Маэдион. Короля вновь охватила ярость при звуке этого имени, так похожего на другое, проклятое сотни раз за совершенные им преступления. Сколько прошло тысячелетий, а он помнит тот день так отчетливо, словно это было только вчера. Помнит алую кровь на плитах Менегрота и сталь чужого клинка, разрубающую его доспех. Помнит рвущую его изнутри ненависть и жгучее желание покончить с этим убийцей раз и навсегда. В той схватке они сошлись так близко, что он видел зеленые глаза, горящие в прорези нолдорского шлема. Глаза цвета столь же редкого для эльдар, как и медно-рыжие волосы.
- Мне нет дела до отродья Маэдроса! – прошипел Трандуил. – Пусть убирается!
- Не смей, - с не меньшей яростью ответила мать, - винить его в грехах его отца!
Король отвернулся. Он не хотел спускаться в тронный зал и видеть лицо, способное напомнить ему только о крови и смерти. И еще меньше он хотел видеть на этом лице глаза цвета синей стали. Глаза одной их тех теней, что рождались из темноты по ночам, принося с собой жгущие его воспоминания.
- Береги ее, сын Орофера, - шептали в тех воспоминаниях бескровные губы, и черные, чернее самой беззвездной ночи, волосы то вились по ветру, то вновь рассыпались по плечам. – Я не смогу защищать ее, как прежде. Я не вернусь.

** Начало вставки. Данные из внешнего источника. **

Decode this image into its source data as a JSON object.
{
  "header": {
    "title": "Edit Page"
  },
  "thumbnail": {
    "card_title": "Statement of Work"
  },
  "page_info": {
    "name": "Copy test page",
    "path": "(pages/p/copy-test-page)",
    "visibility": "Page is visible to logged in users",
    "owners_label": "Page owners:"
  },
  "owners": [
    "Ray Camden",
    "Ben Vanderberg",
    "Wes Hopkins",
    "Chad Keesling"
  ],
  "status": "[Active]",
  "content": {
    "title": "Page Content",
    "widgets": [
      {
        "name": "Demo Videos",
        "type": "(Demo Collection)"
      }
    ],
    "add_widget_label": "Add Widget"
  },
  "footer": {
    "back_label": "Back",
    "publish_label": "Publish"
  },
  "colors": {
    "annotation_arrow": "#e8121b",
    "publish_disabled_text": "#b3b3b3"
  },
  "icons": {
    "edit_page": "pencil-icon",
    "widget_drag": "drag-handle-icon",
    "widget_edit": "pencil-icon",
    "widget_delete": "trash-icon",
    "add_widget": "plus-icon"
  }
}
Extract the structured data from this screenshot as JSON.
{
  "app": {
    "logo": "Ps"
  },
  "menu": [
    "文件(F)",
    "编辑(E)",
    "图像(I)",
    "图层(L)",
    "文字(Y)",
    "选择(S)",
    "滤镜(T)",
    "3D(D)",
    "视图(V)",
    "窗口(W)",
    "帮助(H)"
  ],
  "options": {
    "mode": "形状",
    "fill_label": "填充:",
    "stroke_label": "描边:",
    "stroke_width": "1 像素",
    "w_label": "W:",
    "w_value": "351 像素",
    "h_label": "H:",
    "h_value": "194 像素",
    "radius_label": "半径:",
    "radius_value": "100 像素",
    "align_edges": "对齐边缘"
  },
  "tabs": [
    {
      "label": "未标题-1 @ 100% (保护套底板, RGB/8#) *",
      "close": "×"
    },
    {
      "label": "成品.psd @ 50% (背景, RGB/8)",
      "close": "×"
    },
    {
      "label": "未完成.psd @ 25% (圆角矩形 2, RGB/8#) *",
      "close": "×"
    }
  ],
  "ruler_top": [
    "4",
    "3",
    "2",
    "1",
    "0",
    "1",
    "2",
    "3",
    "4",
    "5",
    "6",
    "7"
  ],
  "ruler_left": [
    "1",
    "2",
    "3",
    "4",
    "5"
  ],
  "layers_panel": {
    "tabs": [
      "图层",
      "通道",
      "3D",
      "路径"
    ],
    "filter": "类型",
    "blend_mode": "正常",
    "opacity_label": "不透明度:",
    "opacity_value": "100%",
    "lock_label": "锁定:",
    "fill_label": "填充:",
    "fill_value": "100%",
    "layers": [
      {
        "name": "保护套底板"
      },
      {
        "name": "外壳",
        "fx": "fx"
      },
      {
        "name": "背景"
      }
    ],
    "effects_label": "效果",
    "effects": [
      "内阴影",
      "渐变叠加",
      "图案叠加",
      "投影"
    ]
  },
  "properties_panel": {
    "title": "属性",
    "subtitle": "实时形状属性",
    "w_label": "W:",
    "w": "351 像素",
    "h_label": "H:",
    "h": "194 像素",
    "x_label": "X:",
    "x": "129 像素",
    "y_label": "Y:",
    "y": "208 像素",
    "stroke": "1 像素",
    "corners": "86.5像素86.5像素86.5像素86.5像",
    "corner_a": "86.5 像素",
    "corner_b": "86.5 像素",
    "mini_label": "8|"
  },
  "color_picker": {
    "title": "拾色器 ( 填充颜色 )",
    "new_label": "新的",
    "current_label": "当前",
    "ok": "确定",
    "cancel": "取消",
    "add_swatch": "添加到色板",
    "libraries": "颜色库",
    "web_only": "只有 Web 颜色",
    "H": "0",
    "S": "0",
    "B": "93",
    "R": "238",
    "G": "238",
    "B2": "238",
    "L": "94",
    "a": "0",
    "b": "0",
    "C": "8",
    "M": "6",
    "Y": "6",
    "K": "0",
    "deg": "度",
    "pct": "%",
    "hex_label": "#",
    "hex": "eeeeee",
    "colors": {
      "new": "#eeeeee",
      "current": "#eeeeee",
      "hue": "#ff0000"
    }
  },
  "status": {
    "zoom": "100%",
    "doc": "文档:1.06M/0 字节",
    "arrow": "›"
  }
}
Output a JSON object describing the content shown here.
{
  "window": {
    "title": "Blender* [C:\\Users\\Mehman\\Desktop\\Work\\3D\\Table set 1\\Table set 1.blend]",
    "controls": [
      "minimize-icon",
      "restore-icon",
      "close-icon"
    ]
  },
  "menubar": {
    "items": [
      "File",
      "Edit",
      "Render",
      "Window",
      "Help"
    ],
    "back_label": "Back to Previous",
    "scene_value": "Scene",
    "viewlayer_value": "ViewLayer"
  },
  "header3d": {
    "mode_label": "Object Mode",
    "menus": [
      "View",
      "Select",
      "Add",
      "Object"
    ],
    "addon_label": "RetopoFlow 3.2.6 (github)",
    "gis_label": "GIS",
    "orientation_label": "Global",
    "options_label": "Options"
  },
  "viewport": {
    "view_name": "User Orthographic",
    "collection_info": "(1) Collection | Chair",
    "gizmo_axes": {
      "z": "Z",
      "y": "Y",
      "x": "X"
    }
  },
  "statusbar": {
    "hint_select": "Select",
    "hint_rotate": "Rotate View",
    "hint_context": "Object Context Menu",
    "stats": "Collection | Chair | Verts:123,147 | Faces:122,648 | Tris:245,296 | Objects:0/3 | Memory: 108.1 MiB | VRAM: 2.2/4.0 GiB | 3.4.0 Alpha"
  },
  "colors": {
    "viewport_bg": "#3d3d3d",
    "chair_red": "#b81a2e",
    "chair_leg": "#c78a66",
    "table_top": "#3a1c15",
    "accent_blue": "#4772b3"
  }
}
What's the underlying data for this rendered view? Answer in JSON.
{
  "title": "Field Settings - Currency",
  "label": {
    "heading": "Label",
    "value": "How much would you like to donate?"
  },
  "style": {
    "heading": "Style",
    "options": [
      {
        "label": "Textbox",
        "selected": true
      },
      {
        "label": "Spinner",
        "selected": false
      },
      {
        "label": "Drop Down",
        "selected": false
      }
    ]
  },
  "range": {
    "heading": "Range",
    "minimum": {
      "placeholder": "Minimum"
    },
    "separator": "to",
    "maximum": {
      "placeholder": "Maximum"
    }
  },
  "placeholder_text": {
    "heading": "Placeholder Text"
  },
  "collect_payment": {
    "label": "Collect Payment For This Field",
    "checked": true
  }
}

И змеей оплетала тонкие пальцы прядь чужих волос. Рыжая, как рассвет. Такой простой, бесхитростный дар любви, который женщина ни на мгновение не выпускала из рук.
Я просила тебя беречь ее. Так ты выполнил мою просьбу? Она была добра ко мне, она молилась за меня, даже когда проклинали все остальные, а ты позволил ей умереть.
Замолчи! Не тебе судить. Не смеет та, которой рыжий Маэдрос был дороже собственного народа, обвинять его в смерти Эльмирэ.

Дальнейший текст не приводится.